As white people, we often see our relationships with people we pay, especially service providers, as solely transactional. We want what we want when we want it, we want the best deal, and we feel no sense of loyalty or attachment. These exchanges not only cause harm to the other person, they also erode our true interdependence and prevent us from forming reciprocal relationships that consider our mutual well-being. In a racist society like ours, none of us escapes the internalized narrative of white superiority.
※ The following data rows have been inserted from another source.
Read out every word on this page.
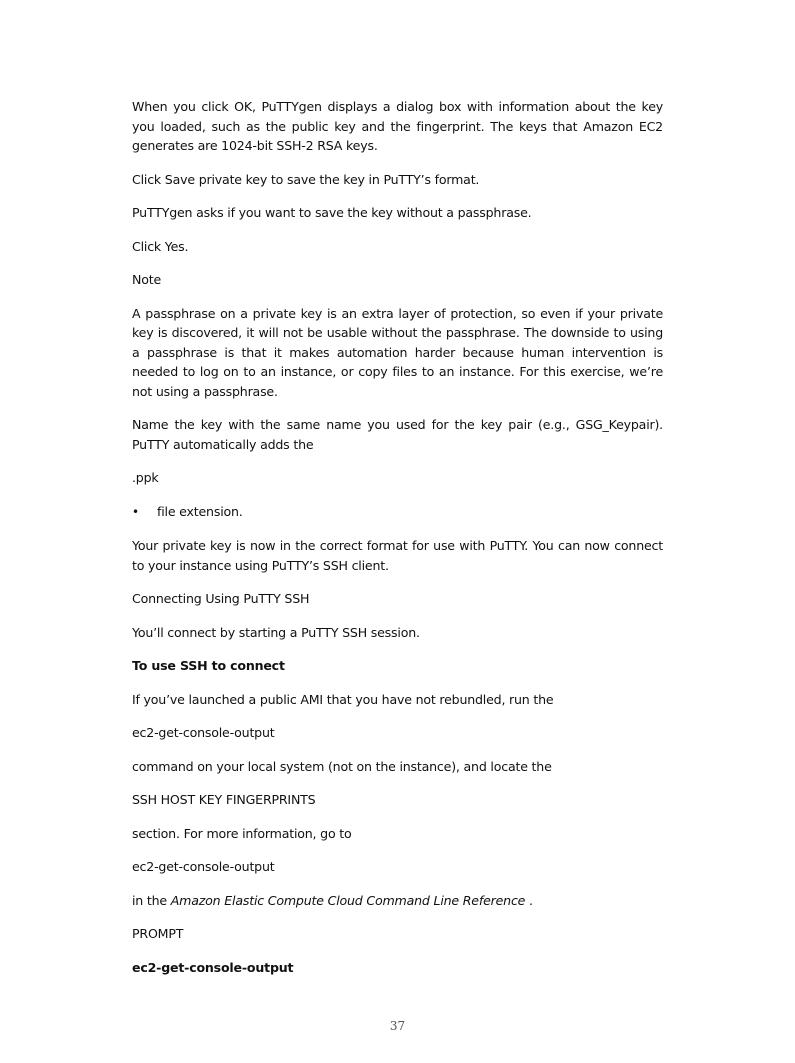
When you click OK, PuTTYgen displays a dialog box with information about the key you loaded, such as the public key and the fingerprint. The keys that Amazon EC2 generates are 1024-bit SSH-2 RSA keys.

Click Save private key to save the key in PuTTY’s format.

PuTTYgen asks if you want to save the key without a passphrase.

Click Yes.

Note

A passphrase on a private key is an extra layer of protection, so even if your private key is discovered, it will not be usable without the passphrase. The downside to using a passphrase is that it makes automation harder because human intervention is needed to log on to an instance, or copy files to an instance. For this exercise, we’re not using a passphrase.

Name the key with the same name you used for the key pair (e.g., GSG_Keypair). PuTTY automatically adds the

.ppk

•	file extension.

Your private key is now in the correct format for use with PuTTY. You can now connect to your instance using PuTTY’s SSH client.

Connecting Using PuTTY SSH

You’ll connect by starting a PuTTY SSH session.

To use SSH to connect

If you’ve launched a public AMI that you have not rebundled, run the

ec2-get-console-output

command on your local system (not on the instance), and locate the

SSH HOST KEY FINGERPRINTS

section. For more information, go to

ec2-get-console-output

in the Amazon Elastic Compute Cloud Command Line Reference .

PROMPT

ec2-get-console-output

37
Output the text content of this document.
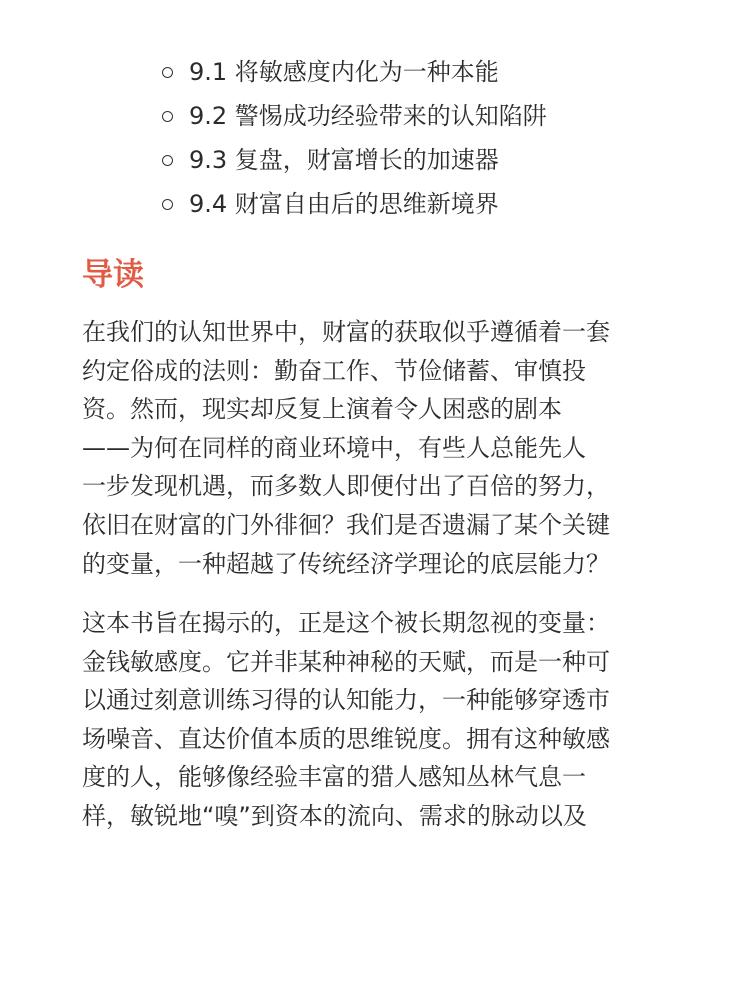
9.1 将敏感度内化为一种本能
9.2 警惕成功经验带来的认知陷阱
9.3 复盘，财富增长的加速器
9.4 财富自由后的思维新境界
导读
在我们的认知世界中，财富的获取似乎遵循着一套
约定俗成的法则：勤奋工作、节俭储蓄、审慎投
资。然而，现实却反复上演着令人困惑的剧本
——为何在同样的商业环境中，有些人总能先人
一步发现机遇，而多数人即便付出了百倍的努力，
依旧在财富的门外徘徊？我们是否遗漏了某个关键
的变量，一种超越了传统经济学理论的底层能力？
这本书旨在揭示的，正是这个被长期忽视的变量：
金钱敏感度。它并非某种神秘的天赋，而是一种可
以通过刻意训练习得的认知能力，一种能够穿透市
场噪音、直达价值本质的思维锐度。拥有这种敏感
度的人，能够像经验丰富的猎人感知丛林气息一
样，敏锐地“嗅”到资本的流向、需求的脉动以及
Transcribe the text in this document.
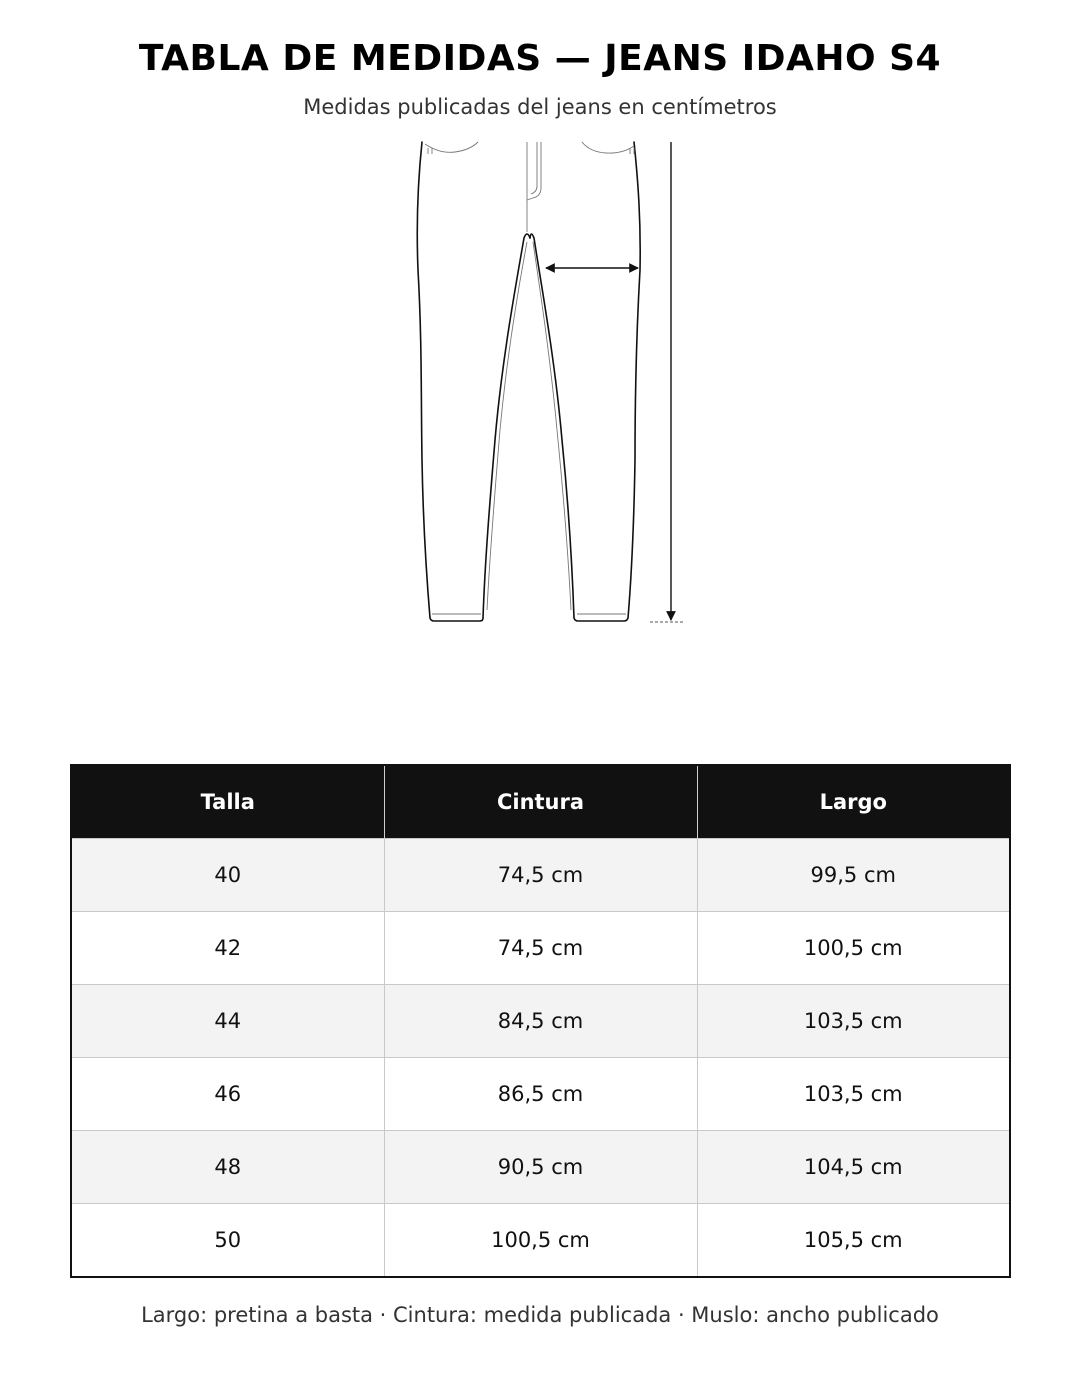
TABLA DE MEDIDAS — JEANS IDAHO S4
Medidas publicadas del jeans en centímetros
Talla	Cintura	Largo
40	74,5 cm	99,5 cm
42	74,5 cm	100,5 cm
44	84,5 cm	103,5 cm
46	86,5 cm	103,5 cm
48	90,5 cm	104,5 cm
50	100,5 cm	105,5 cm
Largo: pretina a basta · Cintura: medida publicada · Muslo: ancho publicado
I am full of gratitude for my ongoing relationship with Maria, and for all the women who have cleaned my homes and have helped me see and untangle the ways I treat those of different races as other and less than.
Almost all of us in West Marin who hire others to clean are white people of wealth. Those we hire are primarily Latinx, from Mexico or Guatemala, and many are First Nations people. Given the inequities of race, class and power, it falls to white people to examine our actions. I ask you to consider more deeply how you treat those who provide services in your home, in your garden and in our community.
Kate Levinson is a psychotherapist and author. She lives in Inverness.